There definitely is dancing. “Just let them do their literary nonsense, it won’t bother us,” said another member of the board, “at any rate, on Sunday night the place is hopping. Then there is high-life here.” High-life with beer and Coca-Cola, nothing else is allowed to be served, and with three bands. For if the organization has only one famous poet to show for itself (his name is Hans Henny Jahn), it already has three bands: one plays Dixieland-style à la New Orleans, a second Bebop, and the third piano music à la George Shearing.

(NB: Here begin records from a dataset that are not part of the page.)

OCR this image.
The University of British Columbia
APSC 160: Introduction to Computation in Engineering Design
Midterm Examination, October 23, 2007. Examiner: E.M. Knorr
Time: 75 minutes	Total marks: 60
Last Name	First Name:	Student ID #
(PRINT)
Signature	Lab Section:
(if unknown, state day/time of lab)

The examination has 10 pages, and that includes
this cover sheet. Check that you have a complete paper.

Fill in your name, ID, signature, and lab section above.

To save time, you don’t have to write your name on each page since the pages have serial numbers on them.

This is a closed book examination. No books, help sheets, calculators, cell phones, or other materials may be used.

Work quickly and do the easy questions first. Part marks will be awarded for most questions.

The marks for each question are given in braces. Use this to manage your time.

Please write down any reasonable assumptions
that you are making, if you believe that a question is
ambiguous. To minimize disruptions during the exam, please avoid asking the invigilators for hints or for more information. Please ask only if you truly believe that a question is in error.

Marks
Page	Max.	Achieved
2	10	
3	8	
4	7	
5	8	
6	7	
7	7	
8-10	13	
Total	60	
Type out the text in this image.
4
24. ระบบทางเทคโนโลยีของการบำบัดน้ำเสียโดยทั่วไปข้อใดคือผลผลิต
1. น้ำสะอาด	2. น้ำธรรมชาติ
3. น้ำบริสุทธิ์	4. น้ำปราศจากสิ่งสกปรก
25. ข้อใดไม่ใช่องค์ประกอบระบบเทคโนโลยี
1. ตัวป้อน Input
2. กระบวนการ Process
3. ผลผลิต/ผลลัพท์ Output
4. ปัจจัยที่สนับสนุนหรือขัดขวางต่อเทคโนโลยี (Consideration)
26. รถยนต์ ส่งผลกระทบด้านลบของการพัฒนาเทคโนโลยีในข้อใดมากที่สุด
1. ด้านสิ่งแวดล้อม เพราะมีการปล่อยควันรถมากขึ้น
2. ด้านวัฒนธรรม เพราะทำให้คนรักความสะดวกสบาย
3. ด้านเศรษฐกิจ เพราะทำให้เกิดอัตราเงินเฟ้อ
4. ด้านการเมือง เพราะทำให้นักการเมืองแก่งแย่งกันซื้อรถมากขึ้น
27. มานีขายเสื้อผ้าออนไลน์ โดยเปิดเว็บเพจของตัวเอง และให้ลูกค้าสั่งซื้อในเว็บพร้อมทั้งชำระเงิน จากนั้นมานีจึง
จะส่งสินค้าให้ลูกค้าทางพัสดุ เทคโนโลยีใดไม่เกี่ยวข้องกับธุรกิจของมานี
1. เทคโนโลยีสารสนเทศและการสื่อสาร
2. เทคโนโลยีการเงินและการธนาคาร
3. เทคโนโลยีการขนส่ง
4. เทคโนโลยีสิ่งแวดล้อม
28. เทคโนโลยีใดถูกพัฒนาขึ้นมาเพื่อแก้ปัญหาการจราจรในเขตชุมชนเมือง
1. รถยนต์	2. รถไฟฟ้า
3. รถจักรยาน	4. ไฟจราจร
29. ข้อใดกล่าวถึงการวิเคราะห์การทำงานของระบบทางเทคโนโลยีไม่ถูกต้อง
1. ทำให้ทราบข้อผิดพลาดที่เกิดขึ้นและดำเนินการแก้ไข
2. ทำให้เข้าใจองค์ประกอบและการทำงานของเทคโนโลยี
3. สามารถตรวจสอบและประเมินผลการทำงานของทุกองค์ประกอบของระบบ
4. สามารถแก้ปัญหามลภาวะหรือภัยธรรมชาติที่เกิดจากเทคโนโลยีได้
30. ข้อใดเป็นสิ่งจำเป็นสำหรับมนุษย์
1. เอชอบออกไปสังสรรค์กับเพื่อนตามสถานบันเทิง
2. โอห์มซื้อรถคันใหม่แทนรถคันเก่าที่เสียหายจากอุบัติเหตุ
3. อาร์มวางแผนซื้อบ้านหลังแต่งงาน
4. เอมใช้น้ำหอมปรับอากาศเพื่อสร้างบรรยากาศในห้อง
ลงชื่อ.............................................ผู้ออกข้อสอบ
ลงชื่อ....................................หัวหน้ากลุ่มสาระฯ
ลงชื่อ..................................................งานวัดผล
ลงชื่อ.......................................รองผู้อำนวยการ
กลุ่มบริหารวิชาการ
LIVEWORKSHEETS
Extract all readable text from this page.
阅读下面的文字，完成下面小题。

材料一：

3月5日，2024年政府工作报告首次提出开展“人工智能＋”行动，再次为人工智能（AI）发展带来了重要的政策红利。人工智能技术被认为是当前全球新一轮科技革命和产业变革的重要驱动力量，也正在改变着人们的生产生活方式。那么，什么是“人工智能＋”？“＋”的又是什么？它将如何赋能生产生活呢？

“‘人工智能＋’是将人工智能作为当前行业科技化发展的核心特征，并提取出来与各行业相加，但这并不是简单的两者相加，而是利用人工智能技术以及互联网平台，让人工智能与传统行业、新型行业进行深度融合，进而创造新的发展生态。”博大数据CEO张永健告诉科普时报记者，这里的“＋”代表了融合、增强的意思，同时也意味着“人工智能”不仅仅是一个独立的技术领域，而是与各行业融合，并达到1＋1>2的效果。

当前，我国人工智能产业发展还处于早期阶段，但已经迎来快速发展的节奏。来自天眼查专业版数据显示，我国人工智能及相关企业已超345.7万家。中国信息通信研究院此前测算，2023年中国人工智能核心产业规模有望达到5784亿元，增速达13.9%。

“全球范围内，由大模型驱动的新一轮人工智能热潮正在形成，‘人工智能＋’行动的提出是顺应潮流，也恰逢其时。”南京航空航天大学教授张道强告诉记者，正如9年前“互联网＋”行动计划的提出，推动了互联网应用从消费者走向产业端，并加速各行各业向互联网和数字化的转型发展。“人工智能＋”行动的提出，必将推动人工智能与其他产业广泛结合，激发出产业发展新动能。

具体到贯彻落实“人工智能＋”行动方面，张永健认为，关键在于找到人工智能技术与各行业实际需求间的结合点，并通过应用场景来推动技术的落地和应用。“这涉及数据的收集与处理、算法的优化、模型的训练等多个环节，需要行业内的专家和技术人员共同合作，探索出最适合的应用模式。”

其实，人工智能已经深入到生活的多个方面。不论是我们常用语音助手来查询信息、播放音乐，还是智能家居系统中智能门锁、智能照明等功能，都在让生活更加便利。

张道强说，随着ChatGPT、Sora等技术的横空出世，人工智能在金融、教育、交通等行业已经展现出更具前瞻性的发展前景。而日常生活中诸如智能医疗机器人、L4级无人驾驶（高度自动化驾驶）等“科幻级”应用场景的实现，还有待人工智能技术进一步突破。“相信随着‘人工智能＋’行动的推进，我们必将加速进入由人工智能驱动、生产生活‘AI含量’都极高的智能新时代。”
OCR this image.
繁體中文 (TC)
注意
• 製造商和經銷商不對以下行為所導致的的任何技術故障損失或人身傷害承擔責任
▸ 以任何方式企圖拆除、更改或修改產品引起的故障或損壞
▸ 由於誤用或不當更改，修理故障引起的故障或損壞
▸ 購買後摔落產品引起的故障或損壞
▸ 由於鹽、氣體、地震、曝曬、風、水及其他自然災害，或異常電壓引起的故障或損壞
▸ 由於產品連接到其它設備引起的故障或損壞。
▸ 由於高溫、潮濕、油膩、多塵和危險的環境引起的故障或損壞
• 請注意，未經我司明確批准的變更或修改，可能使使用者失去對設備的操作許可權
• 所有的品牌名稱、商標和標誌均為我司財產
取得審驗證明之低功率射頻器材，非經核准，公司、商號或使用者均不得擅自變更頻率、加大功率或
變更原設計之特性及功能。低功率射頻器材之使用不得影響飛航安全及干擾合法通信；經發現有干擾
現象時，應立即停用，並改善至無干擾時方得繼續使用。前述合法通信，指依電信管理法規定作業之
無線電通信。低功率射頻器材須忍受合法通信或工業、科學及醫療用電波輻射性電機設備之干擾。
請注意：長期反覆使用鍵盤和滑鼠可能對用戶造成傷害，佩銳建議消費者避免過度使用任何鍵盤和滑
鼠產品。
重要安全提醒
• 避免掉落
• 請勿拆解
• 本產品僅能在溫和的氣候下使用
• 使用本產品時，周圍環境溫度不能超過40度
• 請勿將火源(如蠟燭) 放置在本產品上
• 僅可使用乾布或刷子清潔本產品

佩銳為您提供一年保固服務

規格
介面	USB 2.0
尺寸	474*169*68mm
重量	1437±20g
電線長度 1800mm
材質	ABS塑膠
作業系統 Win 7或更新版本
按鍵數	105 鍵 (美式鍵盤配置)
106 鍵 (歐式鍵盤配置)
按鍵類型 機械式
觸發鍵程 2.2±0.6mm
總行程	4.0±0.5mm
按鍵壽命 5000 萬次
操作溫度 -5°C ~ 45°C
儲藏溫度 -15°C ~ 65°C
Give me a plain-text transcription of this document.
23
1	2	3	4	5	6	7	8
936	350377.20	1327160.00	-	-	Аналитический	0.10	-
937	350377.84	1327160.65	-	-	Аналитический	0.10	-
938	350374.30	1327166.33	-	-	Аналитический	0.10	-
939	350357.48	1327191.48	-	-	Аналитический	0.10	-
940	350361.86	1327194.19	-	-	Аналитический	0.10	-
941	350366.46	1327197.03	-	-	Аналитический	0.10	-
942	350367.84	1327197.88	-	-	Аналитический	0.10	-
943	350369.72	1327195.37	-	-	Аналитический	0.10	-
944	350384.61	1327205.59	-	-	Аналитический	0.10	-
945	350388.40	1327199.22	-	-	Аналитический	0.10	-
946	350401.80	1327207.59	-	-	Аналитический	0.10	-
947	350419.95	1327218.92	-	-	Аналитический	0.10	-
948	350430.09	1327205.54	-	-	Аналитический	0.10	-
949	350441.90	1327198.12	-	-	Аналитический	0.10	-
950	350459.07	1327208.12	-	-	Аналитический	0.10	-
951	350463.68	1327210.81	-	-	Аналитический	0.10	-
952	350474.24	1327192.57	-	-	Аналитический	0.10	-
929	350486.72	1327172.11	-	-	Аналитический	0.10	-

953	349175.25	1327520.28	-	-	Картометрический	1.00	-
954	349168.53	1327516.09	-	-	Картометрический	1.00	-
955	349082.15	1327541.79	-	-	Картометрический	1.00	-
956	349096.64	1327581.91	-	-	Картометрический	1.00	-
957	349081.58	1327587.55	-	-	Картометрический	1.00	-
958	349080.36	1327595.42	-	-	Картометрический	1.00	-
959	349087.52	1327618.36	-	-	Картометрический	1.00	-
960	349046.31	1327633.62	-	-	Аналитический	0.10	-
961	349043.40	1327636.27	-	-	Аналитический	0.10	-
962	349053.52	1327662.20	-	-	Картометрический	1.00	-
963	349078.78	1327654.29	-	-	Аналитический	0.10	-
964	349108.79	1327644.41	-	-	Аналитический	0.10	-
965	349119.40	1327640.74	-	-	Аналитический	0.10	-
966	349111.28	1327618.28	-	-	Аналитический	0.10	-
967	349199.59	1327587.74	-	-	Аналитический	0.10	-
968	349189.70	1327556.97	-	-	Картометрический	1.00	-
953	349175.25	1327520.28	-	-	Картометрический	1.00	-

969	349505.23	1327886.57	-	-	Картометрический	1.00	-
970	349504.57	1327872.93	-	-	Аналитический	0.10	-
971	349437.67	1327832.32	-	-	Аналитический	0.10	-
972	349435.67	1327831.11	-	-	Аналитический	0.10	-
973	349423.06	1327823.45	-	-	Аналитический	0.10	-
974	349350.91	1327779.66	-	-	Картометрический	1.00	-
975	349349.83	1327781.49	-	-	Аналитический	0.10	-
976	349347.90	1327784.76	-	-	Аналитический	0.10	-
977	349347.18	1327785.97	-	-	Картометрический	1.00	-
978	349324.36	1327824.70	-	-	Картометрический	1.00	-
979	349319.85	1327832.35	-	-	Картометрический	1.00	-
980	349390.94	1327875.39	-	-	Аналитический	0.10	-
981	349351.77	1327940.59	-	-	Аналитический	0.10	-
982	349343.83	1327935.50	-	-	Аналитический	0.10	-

When the bands play, the club comes to life. Then the cement vibrates and passers-by stop outside on the street. The delicate girls are twirled through the air and everyone must make as much of a ruckus as possible. And when they catch their breath, it is unavoidable – because of the scarce seating – that a girl will take a break on the lap of her Dixie gentleman. But everything is proper, for German jazz has no eroticism. There is something abstract about the ecstasy it generates: it’s not vitality that’s in it, but hysteria. Still: those who have to log boring numbers into even duller books all day long seem to recuperate here.
Incidentally, no less than a Frenchman came as a prominent guest, Gilbert Domb from Paris, who himself founded an existentialist cellar in St. Germain des Près some time ago. “Naturellement,” he said, “with literature it’s the same as back home” (he does not speak or understand a single word of German), “but dancing, unfortunately dancing is not something the stiff Hamburgers can do at all. C’est la poisse [Too bad!]”.